How well are we future-proofing students?


Reports have shown that within 10-15 years, nearly 40% of Australian jobs will be automated.

This has prompted the Federal Government, schools and private industries to collaborate in a push to improve students’ Science, Technology, Engineering and Mathematics (STEM) education and ensure they’re ready for the jobs of the future.

The recent opening of two Pathways in Technology (or P-Tech) schools in Victoria is delivering new STEM opportunities to students and bridging the school-university divide. The P-Tech model allows private sector employers to partner with a school to provide STEM skills to students who are interested in learning, or improving, skills in these fields.

Other initiatives such as Full STEAM Ahead, Tournament of the Minds (TOM), Code.org and the Lumifold program, are being rolled out across Australia to provide students and teachers with the theoretical and practical skills needed to close this gap.

Meanwhile, the Federal Government’s National Innovation and Science Agenda is encouraging a stronger focus on STEM education in schools, as well as school-business partnerships to provide exclusive training and education in these fields.

But some warn that technology is taking on professions once seen as safe from automation, such as law, accountancy and banking.

“We always used to think of automation as moving everybody up,” Hugh Durrant-Whyte, director at the Centre for Translational Data Science at the University of Sydney, told the ABC.

“The big difference now is that machine learning and artificial intelligence are solving jobs that we thought traditionally were very highly qualified jobs.
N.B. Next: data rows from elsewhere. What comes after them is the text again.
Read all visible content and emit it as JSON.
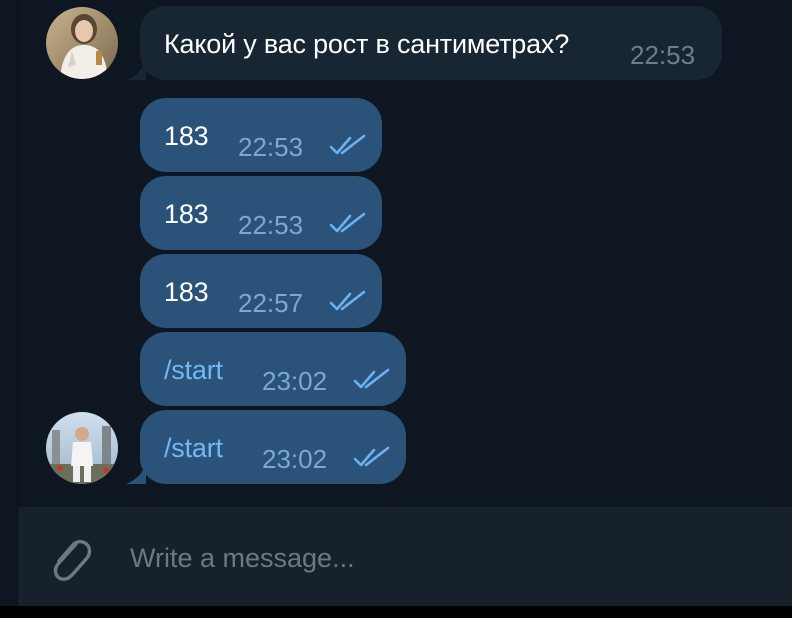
{
  "messages": [
    {
      "direction": "in",
      "text": "Какой у вас рост в сантиметрах?",
      "time": "22:53"
    },
    {
      "direction": "out",
      "text": "183",
      "time": "22:53",
      "status": "read"
    },
    {
      "direction": "out",
      "text": "183",
      "time": "22:53",
      "status": "read"
    },
    {
      "direction": "out",
      "text": "183",
      "time": "22:57",
      "status": "read"
    },
    {
      "direction": "out",
      "text": "/start",
      "time": "23:02",
      "status": "read"
    },
    {
      "direction": "out",
      "text": "/start",
      "time": "23:02",
      "status": "read"
    }
  ],
  "composer": {
    "placeholder": "Write a message...",
    "value": "",
    "attach_icon": "paperclip-icon"
  },
  "colors": {
    "background": "#0e1621",
    "incoming_bubble": "#182533",
    "outgoing_bubble": "#2b5278",
    "command_text": "#71b9f4",
    "read_check": "#6cb2f0"
  }
}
It's eating out the middle of the job market, rather than the bottom end.”

The full-time employment rate for new graduates is now under 70%, the lowest rate in more than 30 years.

Jan Owen, chief executive of the Foundation for Young Australians, told the ABC that the education industry needed to change – and fast.

“We've had incredible education in this country, but there is no-one that genuinely really thinks it's fit for purpose now and into the future, at high school or at higher [education],” she said.

"So there is significant disruption coming around how young people learn, what they learn and then how that's going to be applied throughout the course of their lifetime."

Nicholas Wyman, CEO of Skilling Australia Foundation (SAF), told The Educator that the world was rapidly changing and this alone called for a new approach as to how schools motivate and link students with promising career opportunities.
 
“Australia has definitely dropped the ball in terms of manufacturing because we’re not focusing in the right place…on the right kind of manufacturing,” he explained.
 
Wyman referred to Andrew Liveris, the Australian-born CEO of The Dow Chemical Company, who told the Federal Government five years ago that Australia must become more involved in high-tech manufacturing due to high labour costs.
 
“In Australia, we need to ask ‘what is our thing?’ There are 1.1 million people employed in service industries, but we need to seek out other industries that will be in demand once kids leave school,” he said.